VF for Plant Science
With the ability to control every element of the plant’s environment, and closely image plants frequently, tremendous advancements will be made. Trialing products for higher nutrition, climate resilience, increased yield, and more crop variety will benefit all producers and consumers.
VF for Biopharma
Don’t get me started. This use case is the production of medicines and vaccines in plants. It’s safer, more scalable, faster, and more flexible than current, mammalian-cell-based biopharmaceuticals. This is a game-changer, but I’ll convince you of that another day!
As stated earlier, vertical farms are greenhouses with more lights and less HVAC. In hot/humid regions with low electricity prices, vertical farming will soon become the technology of choice for greens, herbs, berries and some other crops. This will only happen when the vertical farm is reliable enough to ±5% of projected yields every day…for years. Given the complexity of a machine that produces life, inventing every subsystem is the least reliable path to scale. Creating a vertical farming system made up of proven lighting, HVAC, automation, and imaging solutions provides the shortest path to reliability.
To drive this point home, I believe the reliability of vertical farms is the greatest threat to unit economics. Having modeled, designed, built and operated vertical farms, a vertical farm in steady-state operations is clearly a highly profitable venture. In 2017, the question of unit economics hovered around labor, LED light electricity consumption and HVAC energy consumption. Those are now known entities, and solved problems.
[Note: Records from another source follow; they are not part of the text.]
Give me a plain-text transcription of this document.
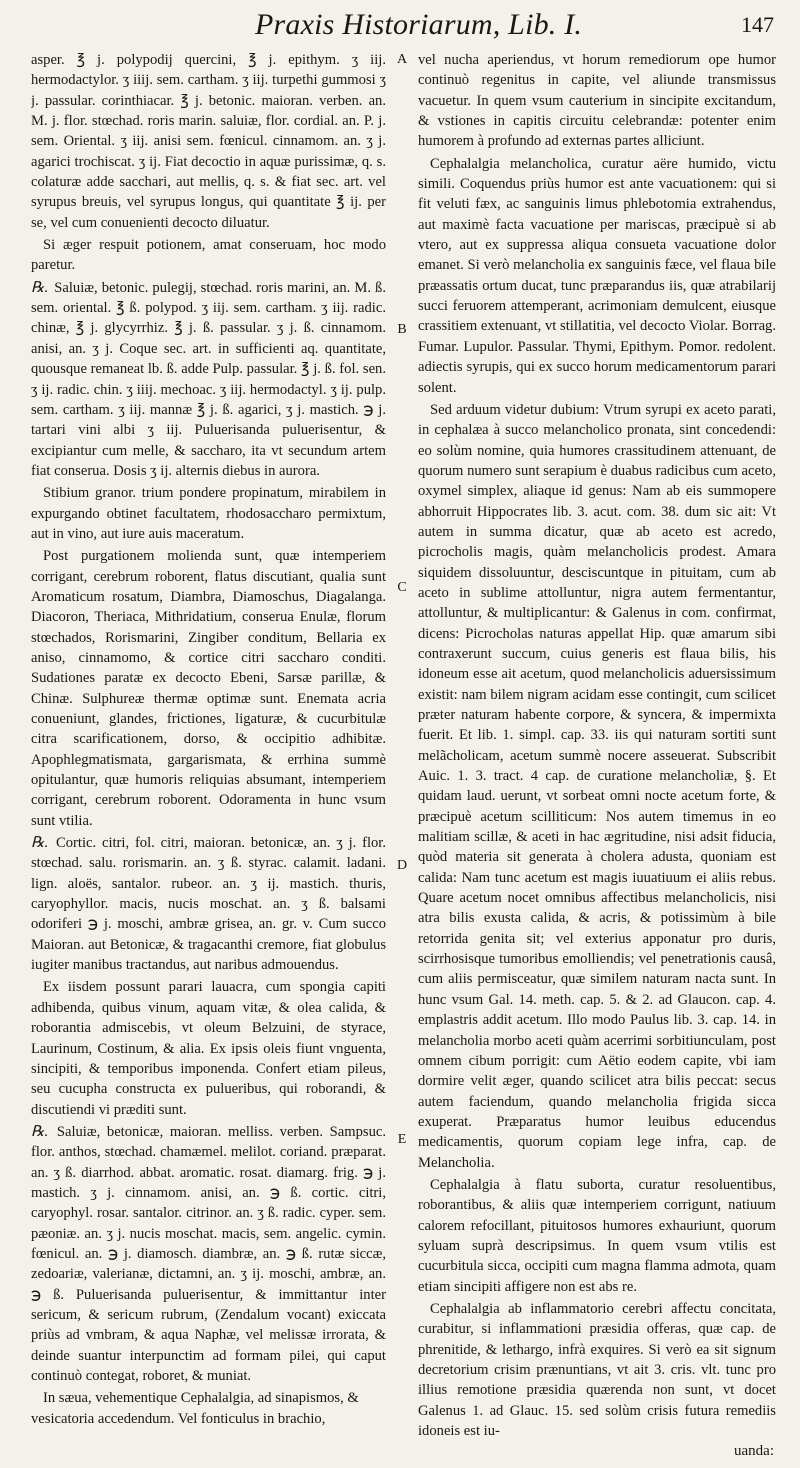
Praxis Historiarum, Lib. I.	147

asper. ℥ j. polypodij quercini, ℥ j. epithym. ʒ iij. hermodactylor. ʒ iiij. sem. cartham. ʒ iij. turpethi gummosi ʒ j. passular. corinthiacar. ℥ j. betonic. maioran. verben. an. M. j. flor. stœchad. roris marin. saluiæ, flor. cordial. an. P. j. sem. Oriental. ʒ iij. anisi sem. fœnicul. cinnamom. an. ʒ j. agarici trochiscat. ʒ ij. Fiat decoctio in aquæ purissimæ, q. s. colaturæ adde sacchari, aut mellis, q. s. & fiat sec. art. vel syrupus breuis, vel syrupus longus, qui quantitate ℥ ij. per se, vel cum conuenienti decocto diluatur.

Si æger respuit potionem, amat conseruam, hoc modo paretur.

℞. Saluiæ, betonic. pulegij, stœchad. roris marini, an. M. ß. sem. oriental. ℥ ß. polypod. ʒ iij. sem. cartham. ʒ iij. radic. chinæ, ℥ j. glycyrrhiz. ℥ j. ß. passular. ʒ j. ß. cinnamom. anisi, an. ʒ j. Coque sec. art. in sufficienti aq. quantitate, quousque remaneat lb. ß. adde Pulp. passular. ℥ j. ß. fol. sen. ʒ ij. radic. chin. ʒ iiij. mechoac. ʒ iij. hermodactyl. ʒ ij. pulp. sem. cartham. ʒ iij. mannæ ℥ j. ß. agarici, ʒ j. mastich. ℈ j. tartari vini albi ʒ iij. Puluerisanda puluerisentur, & excipiantur cum melle, & saccharo, ita vt secundum artem fiat conserua. Dosis ʒ ij. alternis diebus in aurora.

Stibium granor. trium pondere propinatum, mirabilem in expurgando obtinet facultatem, rhodosaccharo permixtum, aut in vino, aut iure auis maceratum.

Post purgationem molienda sunt, quæ intemperiem corrigant, cerebrum roborent, flatus discutiant, qualia sunt Aromaticum rosatum, Diambra, Diamoschus, Diagalanga. Diacoron, Theriaca, Mithridatium, conserua Enulæ, florum stœchados, Rorismarini, Zingiber conditum, Bellaria ex aniso, cinnamomo, & cortice citri saccharo conditi. Sudationes paratæ ex decocto Ebeni, Sarsæ parillæ, & Chinæ. Sulphureæ thermæ optimæ sunt. Enemata acria conueniunt, glandes, frictiones, ligaturæ, & cucurbitulæ citra scarificationem, dorso, & occipitio adhibitæ. Apophlegmatismata, gargarismata, & errhina summè opitulantur, quæ humoris reliquias absumant, intemperiem corrigant, cerebrum roborent. Odoramenta in hunc vsum sunt vtilia.

℞. Cortic. citri, fol. citri, maioran. betonicæ, an. ʒ j. flor. stœchad. salu. rorismarin. an. ʒ ß. styrac. calamit. ladani. lign. aloës, santalor. rubeor. an. ʒ ij. mastich. thuris, caryophyllor. macis, nucis moschat. an. ʒ ß. balsami odoriferi ℈ j. moschi, ambræ grisea, an. gr. v. Cum succo Maioran. aut Betonicæ, & tragacanthi cremore, fiat globulus iugiter manibus tractandus, aut naribus admouendus.

Ex iisdem possunt parari lauacra, cum spongia capiti adhibenda, quibus vinum, aquam vitæ, & olea calida, & roborantia admiscebis, vt oleum Belzuini, de styrace, Laurinum, Costinum, & alia. Ex ipsis oleis fiunt vnguenta, sincipiti, & temporibus imponenda. Confert etiam pileus, seu cucupha constructa ex pulueribus, qui roborandi, & discutiendi vi præditi sunt.

℞. Saluiæ, betonicæ, maioran. melliss. verben. Sampsuc. flor. anthos, stœchad. chamæmel. melilot. coriand. præparat. an. ʒ ß. diarrhod. abbat. aromatic. rosat. diamarg. frig. ℈ j. mastich. ʒ j. cinnamom. anisi, an. ℈ ß. cortic. citri, caryophyl. rosar. santalor. citrinor. an. ʒ ß. radic. cyper. sem. pæoniæ. an. ʒ j. nucis moschat. macis, sem. angelic. cymin. fœnicul. an. ℈ j. diamosch. diambræ, an. ℈ ß. rutæ siccæ, zedoariæ, valerianæ, dictamni, an. ʒ ij. moschi, ambræ, an. ℈ ß. Puluerisanda puluerisentur, & immittantur inter sericum, & sericum rubrum, (Zendalum vocant) exiccata priùs ad vmbram, & aqua Naphæ, vel melissæ irrorata, & deinde suantur interpunctim ad formam pilei, qui caput continuò contegat, roboret, & muniat.

In sæua, vehementique Cephalalgia, ad sinapismos, & vesicatoria accedendum. Vel fonticulus in brachio,

A
B
C
D
E

vel nucha aperiendus, vt horum remediorum ope humor continuò regenitus in capite, vel aliunde transmissus vacuetur. In quem vsum cauterium in sincipite excitandum, & vstiones in capitis circuitu celebrandæ: potenter enim humorem à profundo ad externas partes alliciunt.

Cephalalgia melancholica, curatur aëre humido, victu simili. Coquendus priùs humor est ante vacuationem: qui si fit veluti fæx, ac sanguinis limus phlebotomia extrahendus, aut maximè facta vacuatione per mariscas, præcipuè si ab vtero, aut ex suppressa aliqua consueta vacuatione dolor emanet. Si verò melancholia ex sanguinis fæce, vel flaua bile præassatis ortum ducat, tunc præparandus iis, quæ atrabilarij succi feruorem attemperant, acrimoniam demulcent, eiusque crassitiem extenuant, vt stillatitia, vel decocto Violar. Borrag. Fumar. Lupulor. Passular. Thymi, Epithym. Pomor. redolent. adiectis syrupis, qui ex succo horum medicamentorum parari solent.

Sed arduum videtur dubium: Vtrum syrupi ex aceto parati, in cephalæa à succo melancholico pronata, sint concedendi: eo solùm nomine, quia humores crassitudinem attenuant, de quorum numero sunt serapium è duabus radicibus cum aceto, oxymel simplex, aliaque id genus: Nam ab eis summopere abhorruit Hippocrates lib. 3. acut. com. 38. dum sic ait: Vt autem in summa dicatur, quæ ab aceto est acredo, picrocholis magis, quàm melancholicis prodest. Amara siquidem dissoluuntur, desciscuntque in pituitam, cum ab aceto in sublime attolluntur, nigra autem fermentantur, attolluntur, & multiplicantur: & Galenus in com. confirmat, dicens: Picrocholas naturas appellat Hip. quæ amarum sibi contraxerunt succum, cuius generis est flaua bilis, his idoneum esse ait acetum, quod melancholicis aduersissimum existit: nam bilem nigram acidam esse contingit, cum scilicet præter naturam habente corpore, & syncera, & impermixta fuerit. Et lib. 1. simpl. cap. 33. iis qui naturam sortiti sunt melãcholicam, acetum summè nocere asseuerat. Subscribit Auic. 1. 3. tract. 4 cap. de curatione melancholiæ, §. Et quidam laud. uerunt, vt sorbeat omni nocte acetum forte, & præcipuè acetum scilliticum: Nos autem timemus in eo malitiam scillæ, & aceti in hac ægritudine, nisi adsit fiducia, quòd materia sit generata à cholera adusta, quoniam est calida: Nam tunc acetum est magis iuuatiuum ei aliis rebus. Quare acetum nocet omnibus affectibus melancholicis, nisi atra bilis exusta calida, & acris, & potissimùm à bile retorrida genita sit; vel exterius apponatur pro duris, scirrhosisque tumoribus emolliendis; vel penetrationis causâ, cum aliis permisceatur, quæ similem naturam nacta sunt. In hunc vsum Gal. 14. meth. cap. 5. & 2. ad Glaucon. cap. 4. emplastris addit acetum. Illo modo Paulus lib. 3. cap. 14. in melancholia morbo aceti quàm acerrimi sorbitiunculam, post omnem cibum porrigit: cum Aëtio eodem capite, vbi iam dormire velit æger, quando scilicet atra bilis peccat: secus autem faciendum, quando melancholia frigida sicca exuperat. Præparatus humor leuibus educendus medicamentis, quorum copiam lege infra, cap. de Melancholia.

Cephalalgia à flatu suborta, curatur resoluentibus, roborantibus, & aliis quæ intemperiem corrigunt, natiuum calorem refocillant, pituitosos humores exhauriunt, quorum syluam suprà descripsimus. In quem vsum vtilis est cucurbitula sicca, occipiti cum magna flamma admota, quam etiam sincipiti affigere non est abs re.

Cephalalgia ab inflammatorio cerebri affectu concitata, curabitur, si inflammationi præsidia offeras, quæ cap. de phrenitide, & lethargo, infrà exquires. Si verò ea sit signum decretorium crisim prænuntians, vt ait 3. cris. vlt. tunc pro illius remotione præsidia quærenda non sunt, vt docet Galenus 1. ad Glauc. 15. sed solùm crisis futura remediis idoneis est iu-

uanda:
Understanding this, the question “do VF economics work” can dissolve. Yes, it does. Similar to transportation, you don’t drive a boat down a freeway, and don’t fly a plane to the coffee shop. Each transportation method has its economical use case. Greenhouses don’t grow corn, and neither should vertical farms. These systems must first produce the most profitable products as we descend the steep cost curve. Which brings us to our final misstep.
Misstep #3: VFs will feed the world…soon.
If you’re looking for a VF evangelist, look no further. I’ve committed my all, professionally and financially, to this endeavor. I believe it will help feed the world and those of us who venture beyond it! BUT, it will not be nourishing the poorest billion in this decade. It has taken greenhouses half a century to feed populations en masse, yet they barely reach the poorest billion today. Of all things, it will be the distribution of robust electrical grids that will accelerate our path to ubiquitous food…cough-nuclear-cough. It will be use cases 3, 4, and 5 that make the greatest impact on the poorest billion. Nourishing and healing a billion people will take 20 years. We knew that when we started—this doesn’t even classify as a deterrent.
I hope you’ve found this post elucidating. I hope it arms you against the skeptics. I hope it arms you against the hype. I hope your belief in our industry doesn’t waver just because it is choppy. We MUST do this, and not one monumental endeavor in history conquered the mountain without great toil. In a weird way, that’s the whole point.